Marilynne Boyle-Baise, a professor at Indiana University—Bloomington, illustrates nicely how the New Civics works in her article, co-written with James Langford, “There are Children Here: Service Learning for Social Justice.” She describes a “justice-oriented, service learning course,” with a spring break project affiliated with Alternative Breaks, a national organization dedicated to providing “transformative” service-learning for students during their vacations. And what is Boyle-Baise’s service learning for social justice?
First, students focus on local concerns that are related to course content. Second, students talk with relevant stakeholders to define the problem and frame the potential action. Third, students engage in problem-posing and consciousness-raising around the social, political, and economic issues involved in the case. The process of raising one’s consciousness and entertaining alternatives is seen as a prelude to activism. These meanings, principles, and pedagogies underpin the case study reported here.
During the course, students were supposed to “reflect upon what individuals and groups can do to bring about social justice”; assigned readings included ““. . . And Justice for All: Community Service Learning for Social Justice’’; and write a capstone paper in which they “identified several sources of power to effect change and considered what they, as individuals and in coalitions, could do to bring about more just conditions.” The instructor explicitly pushed political activism in class:
The final seminar focused on social change. The instructor asked, “What will make change on a large scale? We can talk about ‘they’ and ‘them.’Let’s ask: What can I do to bring about solutions?’’ Students considered forms of advocacy for their careers. For example, Sheila, a nursing student, wanted to advocate for better healthcare for low-income families. Students thought about voting power. Most students acknowledged that they did not vote, but thought they should. Kai Lun wanted to elect politicians who cared about issues of poverty. Finally, students planned to spread the word about what they had learned, talking to friends and family. Also, as their final project students wrote a social action paper. They chose a range of topics: poverty, access to quality healthcare, poverty and racism, impact of churches on youth, mobility rates in schools, and effective juvenile justice.

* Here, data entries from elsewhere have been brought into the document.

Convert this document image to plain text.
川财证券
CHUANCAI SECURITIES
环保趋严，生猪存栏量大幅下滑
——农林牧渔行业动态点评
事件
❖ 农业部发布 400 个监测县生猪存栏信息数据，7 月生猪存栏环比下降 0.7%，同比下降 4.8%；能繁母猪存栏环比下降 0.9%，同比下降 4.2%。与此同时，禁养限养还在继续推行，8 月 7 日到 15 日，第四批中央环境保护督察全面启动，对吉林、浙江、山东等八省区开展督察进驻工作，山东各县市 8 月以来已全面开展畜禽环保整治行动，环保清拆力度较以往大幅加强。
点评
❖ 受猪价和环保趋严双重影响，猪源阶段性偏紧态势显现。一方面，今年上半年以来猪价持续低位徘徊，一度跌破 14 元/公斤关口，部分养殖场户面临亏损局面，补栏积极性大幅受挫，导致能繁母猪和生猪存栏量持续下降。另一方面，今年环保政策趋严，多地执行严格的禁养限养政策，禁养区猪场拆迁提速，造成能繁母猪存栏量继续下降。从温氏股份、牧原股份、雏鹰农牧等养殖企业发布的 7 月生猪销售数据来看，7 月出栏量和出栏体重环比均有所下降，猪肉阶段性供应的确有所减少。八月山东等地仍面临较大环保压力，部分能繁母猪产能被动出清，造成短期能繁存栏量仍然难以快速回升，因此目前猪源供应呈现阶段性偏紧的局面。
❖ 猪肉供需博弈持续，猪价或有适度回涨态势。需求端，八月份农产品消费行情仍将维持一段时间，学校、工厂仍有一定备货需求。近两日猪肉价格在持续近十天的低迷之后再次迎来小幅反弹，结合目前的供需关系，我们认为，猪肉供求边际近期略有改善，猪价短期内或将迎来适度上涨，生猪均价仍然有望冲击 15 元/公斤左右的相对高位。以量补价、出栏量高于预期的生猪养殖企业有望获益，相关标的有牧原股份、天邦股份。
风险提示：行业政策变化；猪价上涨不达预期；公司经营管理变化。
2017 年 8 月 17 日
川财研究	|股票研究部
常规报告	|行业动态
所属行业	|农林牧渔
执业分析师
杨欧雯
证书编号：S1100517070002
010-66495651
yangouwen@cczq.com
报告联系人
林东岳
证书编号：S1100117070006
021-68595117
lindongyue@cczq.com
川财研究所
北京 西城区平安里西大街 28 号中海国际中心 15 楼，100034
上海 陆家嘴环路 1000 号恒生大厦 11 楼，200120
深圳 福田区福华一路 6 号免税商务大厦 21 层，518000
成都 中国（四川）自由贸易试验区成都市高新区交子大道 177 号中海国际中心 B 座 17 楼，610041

And of course, the course itself served as the material for a peer-reviewed academic paper—a write-up of how well her propagandistic course had worked, with tips to her peers on how to improve their own propaganda—to provide Boyle-Baise the published research necessary for tenure and academic prestige.

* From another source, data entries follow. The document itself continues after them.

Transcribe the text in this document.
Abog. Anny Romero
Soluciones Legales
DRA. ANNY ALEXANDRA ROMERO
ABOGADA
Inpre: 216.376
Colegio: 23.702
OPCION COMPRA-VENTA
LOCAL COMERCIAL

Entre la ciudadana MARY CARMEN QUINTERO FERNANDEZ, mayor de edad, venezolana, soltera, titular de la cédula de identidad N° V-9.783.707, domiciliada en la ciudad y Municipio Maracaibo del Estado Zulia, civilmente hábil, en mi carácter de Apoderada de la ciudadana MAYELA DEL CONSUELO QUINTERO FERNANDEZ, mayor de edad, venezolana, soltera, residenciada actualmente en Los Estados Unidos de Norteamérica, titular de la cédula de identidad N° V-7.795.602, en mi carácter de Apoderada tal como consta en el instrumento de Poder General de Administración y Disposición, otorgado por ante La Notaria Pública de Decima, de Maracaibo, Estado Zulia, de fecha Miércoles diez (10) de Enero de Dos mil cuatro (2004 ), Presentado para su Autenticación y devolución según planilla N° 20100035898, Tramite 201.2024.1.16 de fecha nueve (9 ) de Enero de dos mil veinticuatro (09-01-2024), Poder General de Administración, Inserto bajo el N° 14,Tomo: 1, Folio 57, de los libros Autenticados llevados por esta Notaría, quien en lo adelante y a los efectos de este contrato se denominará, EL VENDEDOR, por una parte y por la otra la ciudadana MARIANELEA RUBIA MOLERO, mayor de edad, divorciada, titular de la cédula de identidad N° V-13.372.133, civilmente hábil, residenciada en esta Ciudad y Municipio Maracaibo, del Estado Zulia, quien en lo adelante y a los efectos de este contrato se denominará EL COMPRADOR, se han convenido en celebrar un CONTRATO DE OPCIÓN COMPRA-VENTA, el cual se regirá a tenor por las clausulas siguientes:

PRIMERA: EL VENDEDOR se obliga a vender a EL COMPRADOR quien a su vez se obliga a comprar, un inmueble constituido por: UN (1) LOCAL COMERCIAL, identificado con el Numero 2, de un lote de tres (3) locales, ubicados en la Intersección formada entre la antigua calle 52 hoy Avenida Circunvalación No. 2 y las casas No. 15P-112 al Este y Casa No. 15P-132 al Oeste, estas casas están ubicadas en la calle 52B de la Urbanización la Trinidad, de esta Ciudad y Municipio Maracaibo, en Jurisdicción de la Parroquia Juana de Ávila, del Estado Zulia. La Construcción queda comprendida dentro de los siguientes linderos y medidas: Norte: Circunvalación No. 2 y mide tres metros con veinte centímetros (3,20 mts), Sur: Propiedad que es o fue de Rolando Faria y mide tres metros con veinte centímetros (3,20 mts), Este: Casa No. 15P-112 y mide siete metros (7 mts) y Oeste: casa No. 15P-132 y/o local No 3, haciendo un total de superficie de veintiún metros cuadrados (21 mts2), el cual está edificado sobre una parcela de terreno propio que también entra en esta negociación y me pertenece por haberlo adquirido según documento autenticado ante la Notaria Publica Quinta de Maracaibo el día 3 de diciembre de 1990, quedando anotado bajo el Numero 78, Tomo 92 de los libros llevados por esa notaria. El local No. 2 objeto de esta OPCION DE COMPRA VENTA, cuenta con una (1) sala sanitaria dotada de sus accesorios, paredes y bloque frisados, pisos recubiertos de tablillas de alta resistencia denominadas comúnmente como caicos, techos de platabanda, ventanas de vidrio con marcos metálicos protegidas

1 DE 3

How much does all this cost? It’s difficult to tell, given that the costs are larded throughout Indiana’s university system. IUPUI’s Center for Service & Learning includes a staff chart that lists 23 employees, which would indicate, by a cautious estimate, that the Center costs $1 million in salary annually a year; total money flowing to or through the center probably would be at least $5 million a year. Every college and university in Indiana probably has an administrative component devoted to the New Civics; it would be plausible to think that it costs $100 million a year—some significant portion of which is paid by the Indiana taxpayer.

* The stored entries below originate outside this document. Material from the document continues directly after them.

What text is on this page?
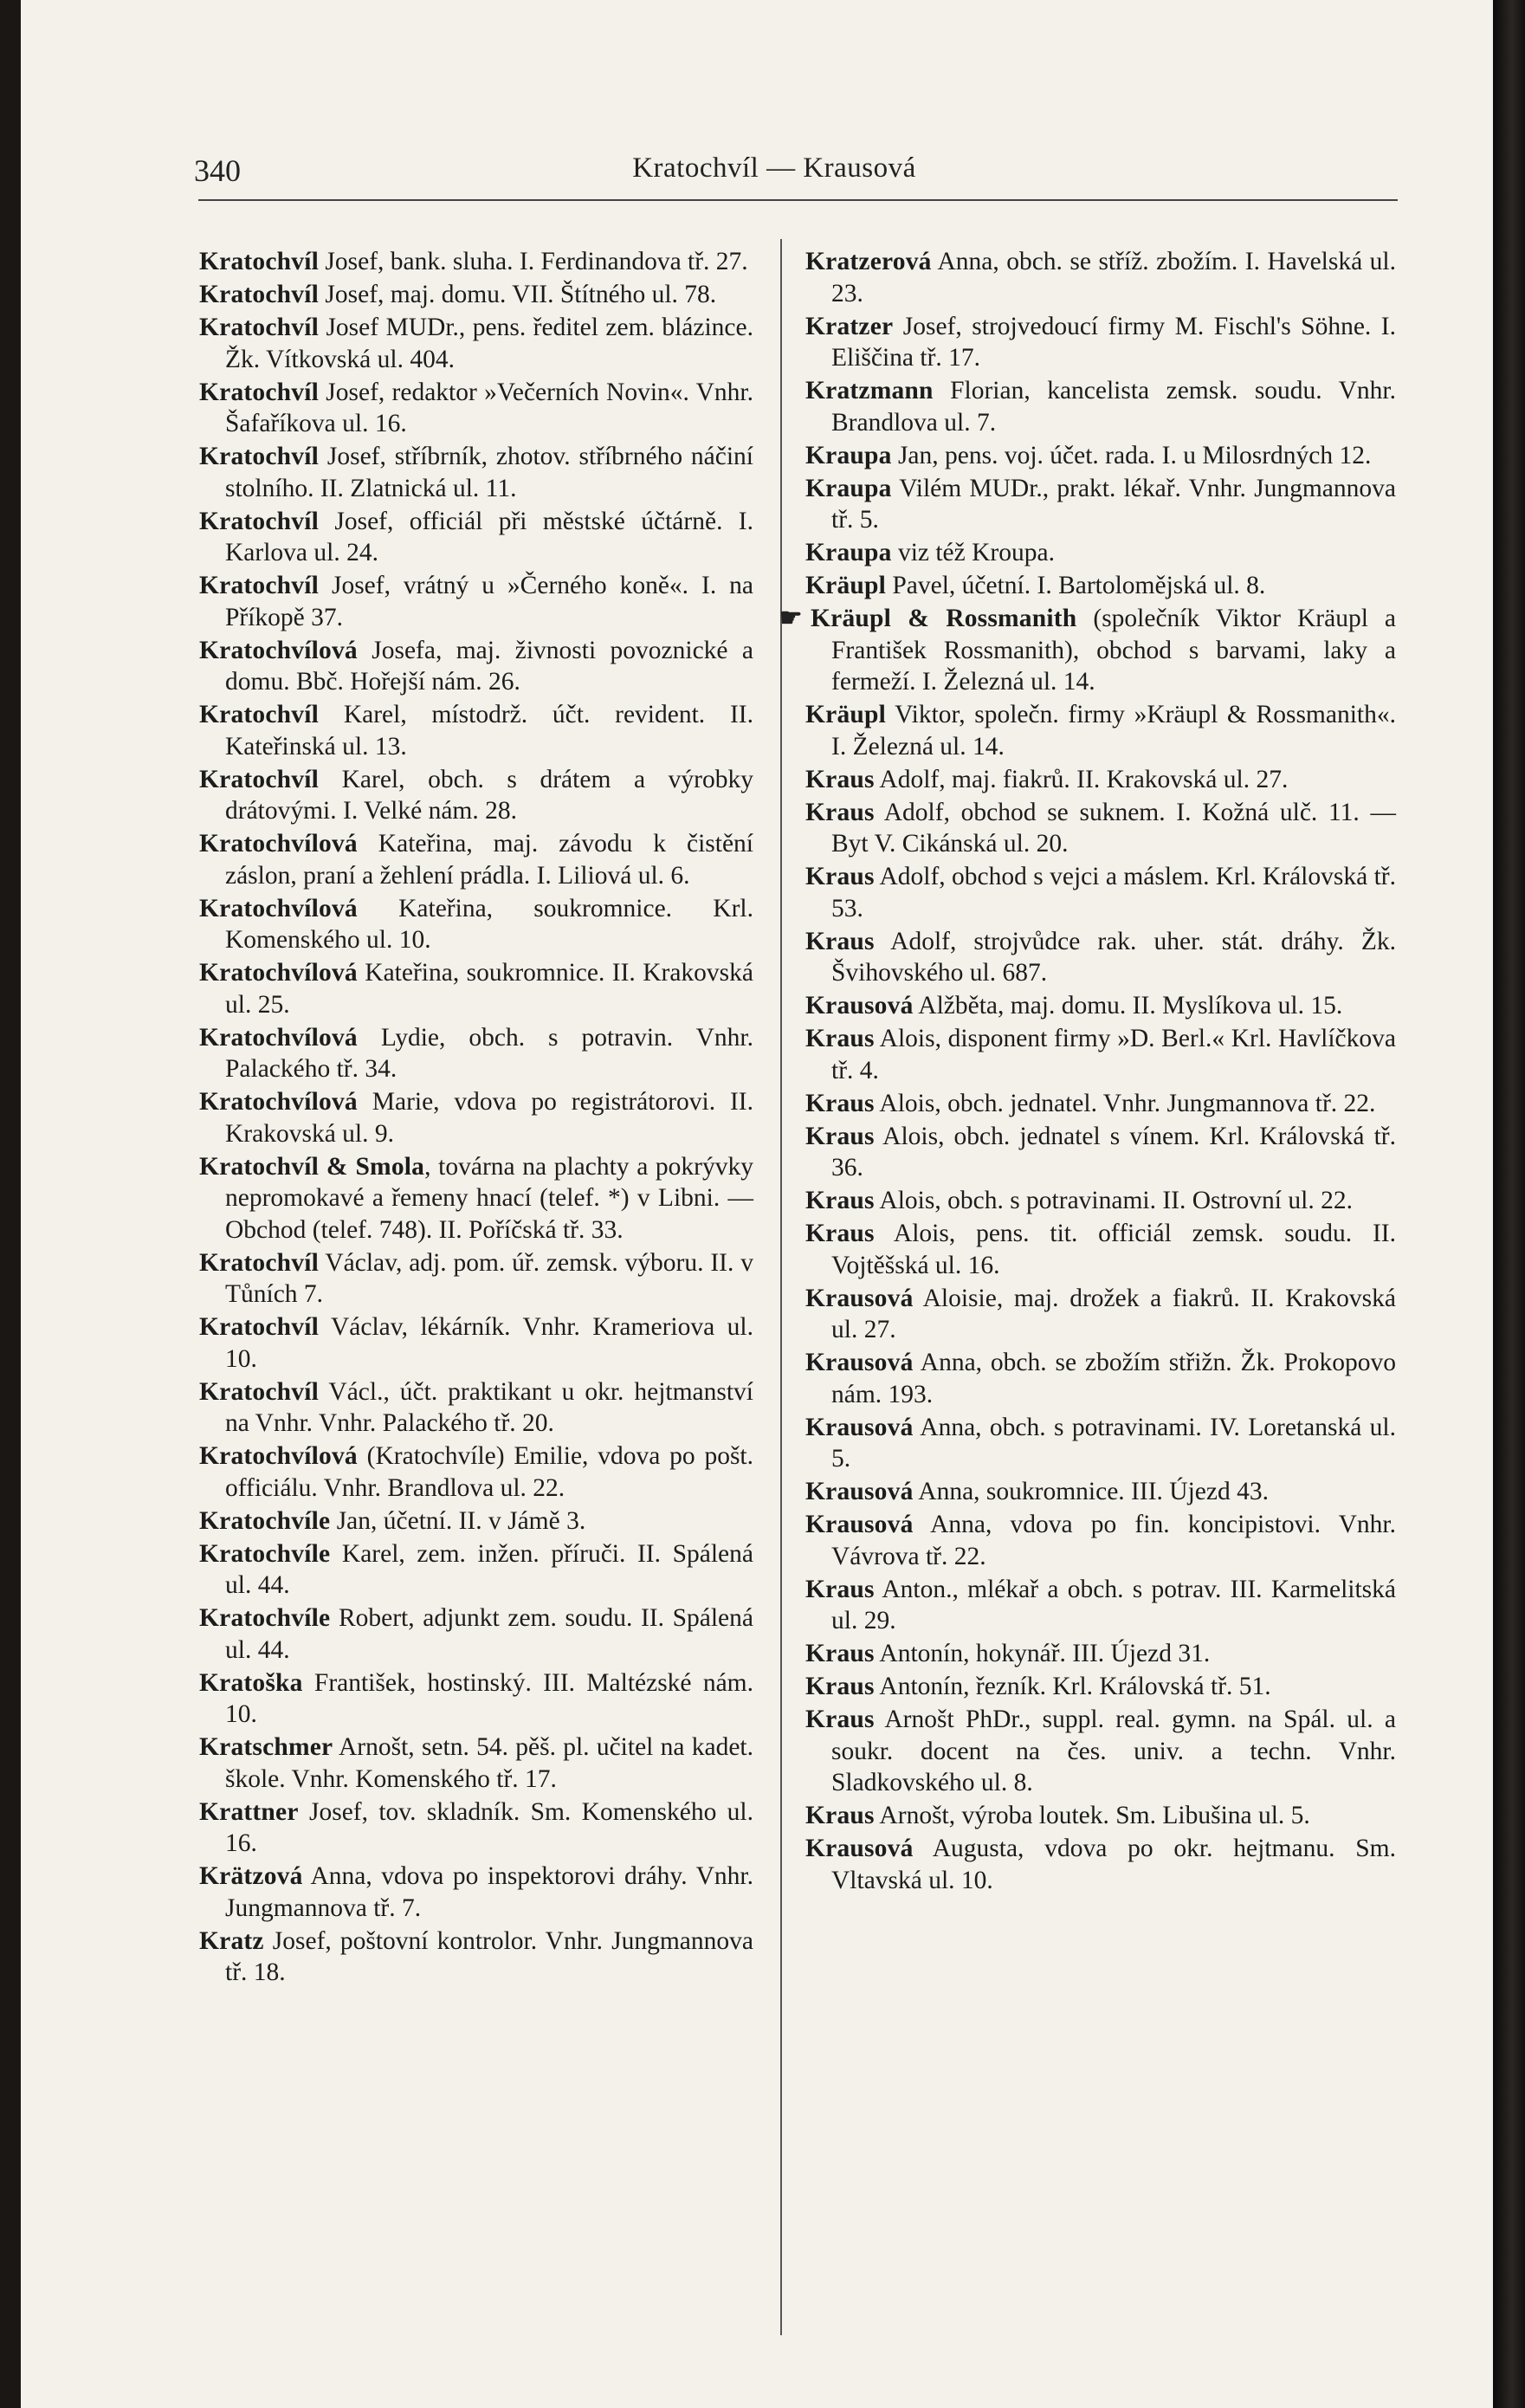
340	Kratochvíl — Krausová

Kratochvíl Josef, bank. sluha. I. Ferdinandova tř. 27.

Kratochvíl Josef, maj. domu. VII. Štítného ul. 78.

Kratochvíl Josef MUDr., pens. ředitel zem. blázince. Žk. Vítkovská ul. 404.

Kratochvíl Josef, redaktor »Večerních Novin«. Vnhr. Šafaříkova ul. 16.

Kratochvíl Josef, stříbrník, zhotov. stříbrného náčiní stolního. II. Zlatnická ul. 11.

Kratochvíl Josef, officiál při městské účtárně. I. Karlova ul. 24.

Kratochvíl Josef, vrátný u »Černého koně«. I. na Příkopě 37.

Kratochvílová Josefa, maj. živnosti povoznické a domu. Bbč. Hořejší nám. 26.

Kratochvíl Karel, místodrž. účt. revident. II. Kateřinská ul. 13.

Kratochvíl Karel, obch. s drátem a výrobky drátovými. I. Velké nám. 28.

Kratochvílová Kateřina, maj. závodu k čistění záslon, praní a žehlení prádla. I. Liliová ul. 6.

Kratochvílová Kateřina, soukromnice. Krl. Komenského ul. 10.

Kratochvílová Kateřina, soukromnice. II. Krakovská ul. 25.

Kratochvílová Lydie, obch. s potravin. Vnhr. Palackého tř. 34.

Kratochvílová Marie, vdova po registrátorovi. II. Krakovská ul. 9.

Kratochvíl & Smola, továrna na plachty a pokrývky nepromokavé a řemeny hnací (telef. *) v Libni. — Obchod (telef. 748). II. Poříčská tř. 33.

Kratochvíl Václav, adj. pom. úř. zemsk. výboru. II. v Tůních 7.

Kratochvíl Václav, lékárník. Vnhr. Krameriova ul. 10.

Kratochvíl Václ., účt. praktikant u okr. hejtmanství na Vnhr. Vnhr. Palackého tř. 20.

Kratochvílová (Kratochvíle) Emilie, vdova po pošt. officiálu. Vnhr. Brandlova ul. 22.

Kratochvíle Jan, účetní. II. v Jámě 3.

Kratochvíle Karel, zem. inžen. příruči. II. Spálená ul. 44.

Kratochvíle Robert, adjunkt zem. soudu. II. Spálená ul. 44.

Kratoška František, hostinský. III. Maltézské nám. 10.

Kratschmer Arnošt, setn. 54. pěš. pl. učitel na kadet. škole. Vnhr. Komenského tř. 17.

Krattner Josef, tov. skladník. Sm. Komenského ul. 16.

Krätzová Anna, vdova po inspektorovi dráhy. Vnhr. Jungmannova tř. 7.

Kratz Josef, poštovní kontrolor. Vnhr. Jungmannova tř. 18.

Kratzerová Anna, obch. se stříž. zbožím. I. Havelská ul. 23.

Kratzer Josef, strojvedoucí firmy M. Fischl's Söhne. I. Eliščina tř. 17.

Kratzmann Florian, kancelista zemsk. soudu. Vnhr. Brandlova ul. 7.

Kraupa Jan, pens. voj. účet. rada. I. u Milosrdných 12.

Kraupa Vilém MUDr., prakt. lékař. Vnhr. Jungmannova tř. 5.

Kraupa viz též Kroupa.

Kräupl Pavel, účetní. I. Bartolomějská ul. 8.

☛ Kräupl & Rossmanith (společník Viktor Kräupl a František Rossmanith), obchod s barvami, laky a fermeží. I. Železná ul. 14.

Kräupl Viktor, společn. firmy »Kräupl & Rossmanith«. I. Železná ul. 14.

Kraus Adolf, maj. fiakrů. II. Krakovská ul. 27.

Kraus Adolf, obchod se suknem. I. Kožná ulč. 11. — Byt V. Cikánská ul. 20.

Kraus Adolf, obchod s vejci a máslem. Krl. Královská tř. 53.

Kraus Adolf, strojvůdce rak. uher. stát. dráhy. Žk. Švihovského ul. 687.

Krausová Alžběta, maj. domu. II. Myslíkova ul. 15.

Kraus Alois, disponent firmy »D. Berl.« Krl. Havlíčkova tř. 4.

Kraus Alois, obch. jednatel. Vnhr. Jungmannova tř. 22.

Kraus Alois, obch. jednatel s vínem. Krl. Královská tř. 36.

Kraus Alois, obch. s potravinami. II. Ostrovní ul. 22.

Kraus Alois, pens. tit. officiál zemsk. soudu. II. Vojtěšská ul. 16.

Krausová Aloisie, maj. drožek a fiakrů. II. Krakovská ul. 27.

Krausová Anna, obch. se zbožím střižn. Žk. Prokopovo nám. 193.

Krausová Anna, obch. s potravinami. IV. Loretanská ul. 5.

Krausová Anna, soukromnice. III. Újezd 43.

Krausová Anna, vdova po fin. koncipistovi. Vnhr. Vávrova tř. 22.

Kraus Anton., mlékař a obch. s potrav. III. Karmelitská ul. 29.

Kraus Antonín, hokynář. III. Újezd 31.

Kraus Antonín, řezník. Krl. Královská tř. 51.

Kraus Arnošt PhDr., suppl. real. gymn. na Spál. ul. a soukr. docent na čes. univ. a techn. Vnhr. Sladkovského ul. 8.

Kraus Arnošt, výroba loutek. Sm. Libušina ul. 5.

Krausová Augusta, vdova po okr. hejtmanu. Sm. Vltavská ul. 10.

It is wonderful when anyone chooses to volunteer—but as wonderful as volunteering is, it isn’t education. Service-learning, civic engagement—these are dodges to disguise progressive political advocacy. We should support volunteering, and we should support real education in the classroom, but we should get rid of the New Civics subterfuge that smuggles progressive advocacy into our colleges and universities. The New Civics ruins real education and real volunteering—at the expense of students, parents, and taxpayers.